Румяная девка в низко повязанном платке выбежала из калитки, заступила Кашпареку дорогу, положила горячие ладони на его худую, но жилистую грудь.

– Кашпаречек, родненький, уходи сейчас, не играй с огнем! Там ведь не только торбеевские, наши тоже были, теперь кто в злобе, кто в страхе…

– А если не играть с огнем, так согреться-то как? – усмехнулся Кашпарек. – Жить холодно станет… Да ты не голоси, Груша, говори толком, чего знаешь…

Избы, выстроившись вдоль улицы, таращили на них окна в узорных наличниках. Нигде так не умеют резать деревянные узоры, как в Калужской губернии – всем известно…

* * *

Бешенство плясало в сосудах кровяными тельцами, искрило в нервных волокнах. В груди спирало, пальцы сжимались. Так, должно быть, чувствовали себя троглодиты, пылающей веткой изгнавшие из пещеры древнего медведя.

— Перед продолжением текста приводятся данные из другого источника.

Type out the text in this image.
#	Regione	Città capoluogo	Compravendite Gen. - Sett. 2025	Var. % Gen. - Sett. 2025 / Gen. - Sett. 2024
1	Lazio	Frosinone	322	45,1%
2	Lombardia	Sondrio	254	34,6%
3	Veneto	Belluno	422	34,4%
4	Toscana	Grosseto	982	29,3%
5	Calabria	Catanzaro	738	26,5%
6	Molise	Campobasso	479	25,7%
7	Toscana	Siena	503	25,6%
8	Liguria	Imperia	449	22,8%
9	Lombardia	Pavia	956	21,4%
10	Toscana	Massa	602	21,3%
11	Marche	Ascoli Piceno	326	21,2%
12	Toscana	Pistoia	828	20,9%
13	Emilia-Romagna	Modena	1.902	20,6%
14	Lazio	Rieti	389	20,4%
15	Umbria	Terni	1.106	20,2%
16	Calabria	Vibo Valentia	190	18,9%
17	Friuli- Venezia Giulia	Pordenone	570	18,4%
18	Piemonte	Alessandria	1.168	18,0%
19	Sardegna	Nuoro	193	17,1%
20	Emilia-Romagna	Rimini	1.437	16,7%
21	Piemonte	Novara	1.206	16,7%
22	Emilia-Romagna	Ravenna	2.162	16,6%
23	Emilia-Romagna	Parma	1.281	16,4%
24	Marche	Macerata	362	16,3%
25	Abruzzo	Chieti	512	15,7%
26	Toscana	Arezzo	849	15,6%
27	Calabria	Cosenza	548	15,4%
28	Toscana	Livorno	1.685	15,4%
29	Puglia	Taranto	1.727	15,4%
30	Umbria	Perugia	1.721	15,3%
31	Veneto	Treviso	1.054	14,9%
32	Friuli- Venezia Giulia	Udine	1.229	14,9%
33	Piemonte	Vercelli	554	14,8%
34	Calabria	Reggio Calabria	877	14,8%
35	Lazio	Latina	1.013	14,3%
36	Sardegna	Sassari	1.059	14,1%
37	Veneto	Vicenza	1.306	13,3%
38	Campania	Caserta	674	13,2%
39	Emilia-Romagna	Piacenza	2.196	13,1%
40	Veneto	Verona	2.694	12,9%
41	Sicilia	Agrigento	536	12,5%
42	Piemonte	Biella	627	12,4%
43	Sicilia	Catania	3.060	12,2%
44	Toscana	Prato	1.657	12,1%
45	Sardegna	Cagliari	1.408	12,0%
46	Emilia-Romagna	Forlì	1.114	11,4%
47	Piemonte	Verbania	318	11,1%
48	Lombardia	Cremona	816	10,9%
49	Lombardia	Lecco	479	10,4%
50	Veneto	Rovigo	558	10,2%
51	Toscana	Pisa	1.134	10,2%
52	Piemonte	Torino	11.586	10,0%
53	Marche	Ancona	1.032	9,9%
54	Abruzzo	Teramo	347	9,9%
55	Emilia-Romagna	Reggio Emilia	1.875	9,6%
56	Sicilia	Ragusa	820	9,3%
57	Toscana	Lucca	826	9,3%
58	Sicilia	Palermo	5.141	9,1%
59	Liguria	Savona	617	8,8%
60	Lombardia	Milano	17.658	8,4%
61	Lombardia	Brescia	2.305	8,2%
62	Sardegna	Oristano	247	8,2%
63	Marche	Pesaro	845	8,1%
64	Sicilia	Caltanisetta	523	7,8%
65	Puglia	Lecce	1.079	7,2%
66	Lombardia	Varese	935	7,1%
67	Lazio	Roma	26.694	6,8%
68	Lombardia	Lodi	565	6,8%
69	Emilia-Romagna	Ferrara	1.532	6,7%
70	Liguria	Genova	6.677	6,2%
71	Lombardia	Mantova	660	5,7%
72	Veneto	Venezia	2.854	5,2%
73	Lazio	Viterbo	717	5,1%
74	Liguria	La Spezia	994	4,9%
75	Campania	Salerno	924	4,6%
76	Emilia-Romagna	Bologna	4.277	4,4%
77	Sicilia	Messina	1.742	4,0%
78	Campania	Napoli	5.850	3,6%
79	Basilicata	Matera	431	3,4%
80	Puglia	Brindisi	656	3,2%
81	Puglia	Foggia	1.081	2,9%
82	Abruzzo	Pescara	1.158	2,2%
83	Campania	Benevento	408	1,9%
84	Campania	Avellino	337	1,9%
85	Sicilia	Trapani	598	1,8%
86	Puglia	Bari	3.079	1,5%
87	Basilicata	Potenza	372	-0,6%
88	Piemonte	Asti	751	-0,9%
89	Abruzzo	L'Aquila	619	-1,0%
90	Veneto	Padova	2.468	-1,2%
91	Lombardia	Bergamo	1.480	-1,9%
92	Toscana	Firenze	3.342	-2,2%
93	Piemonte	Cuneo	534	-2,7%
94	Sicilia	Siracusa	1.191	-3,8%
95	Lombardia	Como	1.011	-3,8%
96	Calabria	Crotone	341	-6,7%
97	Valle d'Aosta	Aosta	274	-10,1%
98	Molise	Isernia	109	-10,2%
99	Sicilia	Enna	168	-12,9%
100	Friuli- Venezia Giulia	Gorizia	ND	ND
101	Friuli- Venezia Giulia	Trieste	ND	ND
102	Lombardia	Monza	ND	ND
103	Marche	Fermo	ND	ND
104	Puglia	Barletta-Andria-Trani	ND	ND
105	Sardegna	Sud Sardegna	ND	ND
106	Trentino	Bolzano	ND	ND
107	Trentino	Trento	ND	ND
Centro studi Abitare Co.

Как и троглодиты, говорили междометиями, обрывками слов. О том, что будет дальше, никто не думал. На труп колдуньи, похожий на большую тряпичную куклу, и то ли мертвого, то ли лежащего в беспамятстве старика никто не смотрел. Если попадался на глаза, отводили взгляд. Кто-то предложил пойти к знахаркиной избушке и поискать там. Отклика не нашел. Многие тут же зашарили под рубахами и стали креститься.

Шли, нагрузившись добром, во внезапно сгустившемся зеленоватом тумане, как по дну пруда. Под ногами сновали лесные желтогорлые мыши. Их становилось все больше, казалось, некуда ступить. Где-то вдали, как будто бы уже за лесом, в полях, родился огромный звук и покатился, приближаясь незримо. С веток, шурша, при полном безветрии посыпались листья. Между деревьев медленно задвигались какие-то смутные зеленые фигуры, как будто одно за другим оживали деревья.

Кто первый, не выдержав, закричал от ужаса, впоследствии, как ни разбирались, не могли вспомнить. Тут же заорал кто-то еще, и все кинулись врассыпную, как те же мыши. Кто куда, не разбирая пути, падая, ползя, цепляясь руками за стволы, ветки, траву и корни. Гулкий звук катился и приближался, как огромное, выше деревьев колесо. Оно было ажурное, может быть, даже прозрачное, но жуткое донельзя – подомнет, раздавит, и не тело даже, а что-то иное, более существенное для живого человека…

Между стволами, неспешно взмахивая крыльями, пролетел большой филин. Сел на сук, охорошился и сказал, глядя прямо в лицо человеку круглыми оранжевыми глазами:

– Отдай, что не твое. Отдай, что взял, тогда живым будешь.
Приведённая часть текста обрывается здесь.